Still, to this day, I don’t understand what’s going on in the last panel. Is space-ape dissolving? Transforming? If so, why? Maybe Doc’s magic still isn’t functioning properly? Who the hell knows?
Also, the next issue teaser was a bit of a brain twister for me back in ’76. I didn’t recognize the word “riot” and not sure I would have understood the context even if I did; and of course, had no clue what a “B-movie” was.

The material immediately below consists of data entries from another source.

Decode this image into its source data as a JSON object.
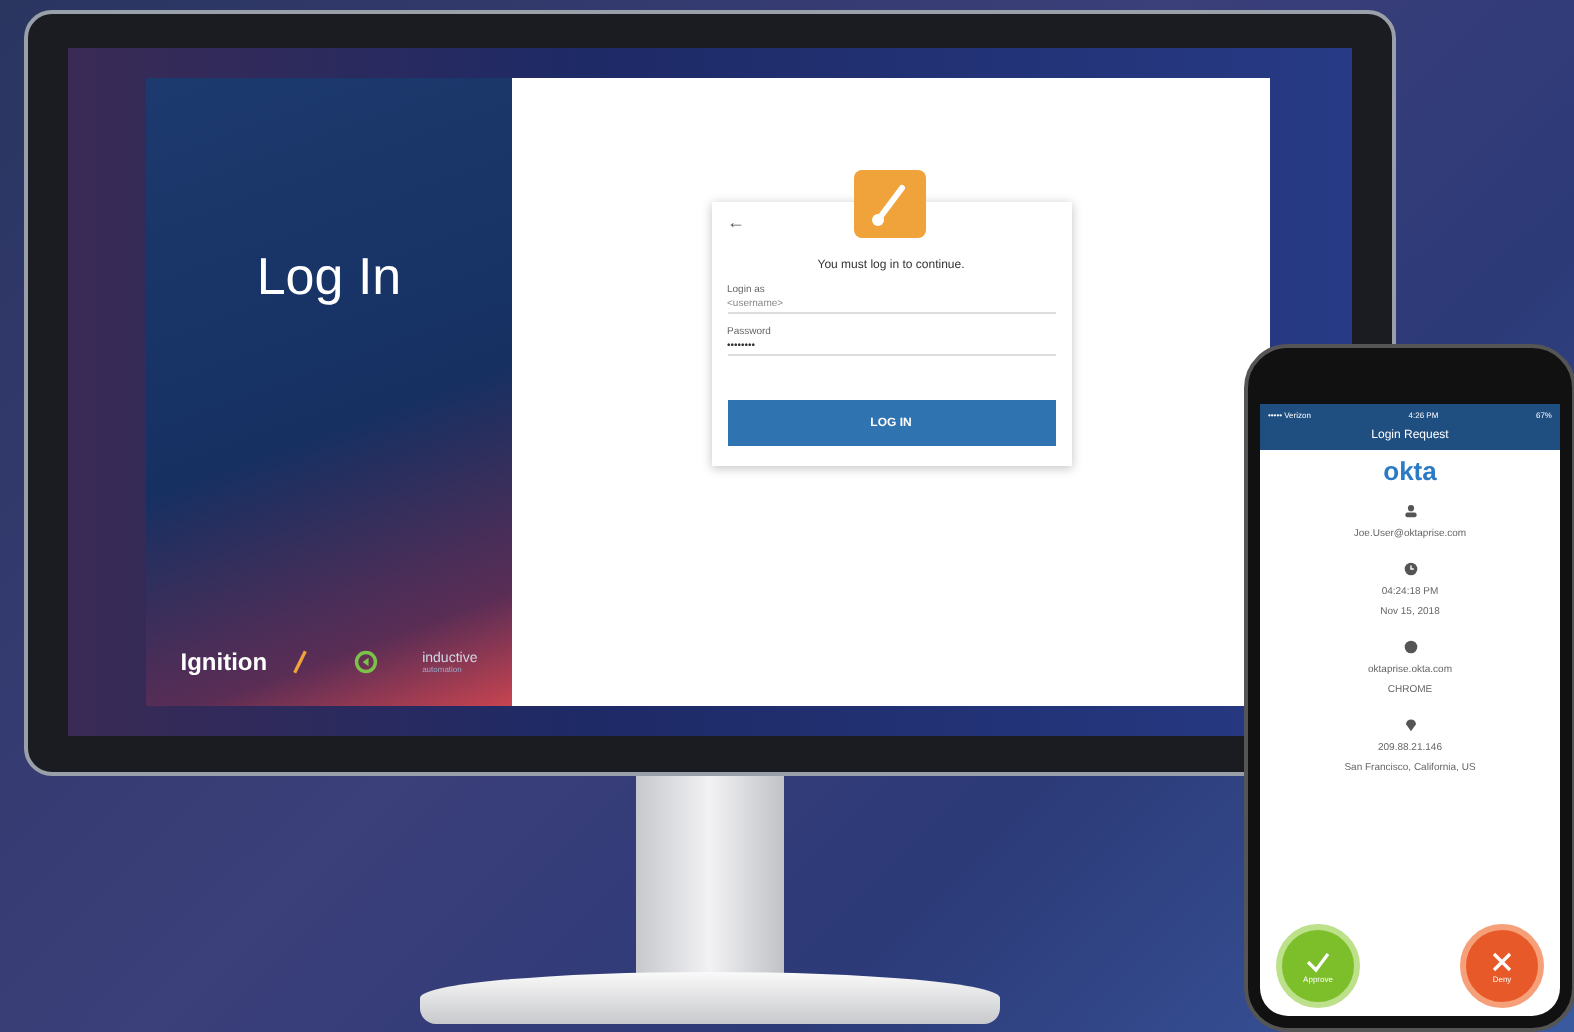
{
  "monitor": {
    "login_page": {
      "title": "Log In",
      "brand": "Ignition",
      "partner_logo": "inductive",
      "partner_subtitle": "automation",
      "card": {
        "back": "←",
        "message": "You must log in to continue.",
        "user_label": "Login as",
        "user_value": "<username>",
        "password_label": "Password",
        "password_value": "••••••••",
        "button": "LOG IN"
      }
    }
  },
  "phone": {
    "status_bar": {
      "carrier": "••••• Verizon",
      "time": "4:26 PM",
      "battery": "67%"
    },
    "header": "Login Request",
    "brand": "okta",
    "details": [
      {
        "kind": "user",
        "lines": [
          "Joe.User@oktaprise.com"
        ]
      },
      {
        "kind": "time",
        "lines": [
          "04:24:18 PM",
          "Nov 15, 2018"
        ]
      },
      {
        "kind": "browser",
        "lines": [
          "oktaprise.okta.com",
          "CHROME"
        ]
      },
      {
        "kind": "location",
        "lines": [
          "209.88.21.146",
          "San Francisco, California, US"
        ]
      }
    ],
    "actions": [
      {
        "kind": "approve",
        "label": "Approve"
      },
      {
        "kind": "deny",
        "label": "Deny"
      }
    ]
  }
}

A month or so later, I’d buy the previous issue, #37, off the stands down the Jersey Shore, and got my first real inkling of how issue-to-issue continuity worked. Many of the events of issue #38 made sense in light of this purchase: Nighthawk was in the hospital because he had just undergone brain transplant surgery(!) courtesy of Russian neurosurgeon Tania Belinsky, who also just happened to be the Red Guardian(!!); while Val was in prison for wrecking a restaurant during her fight with Chondu the Mystic, after he had been surgically altered and given bat wings, bird legs, a unicorn horn, and lamprey arms(!!!).
Other things would take years before their deepest meaning was clear to me. The CMC being a swipe at EST, for example (or perhaps more broadly, all the self-help crazes of the 70s—Lord knows there were plenty of ’em back in those days). This made it a rewarding experience to go back and re-read these issues as I got older; there always seemed to be some fresh discovery to be made.
The Elf with the Gun, though? Still a mystery. (At least as far as what Gerber’s original plans may have been.)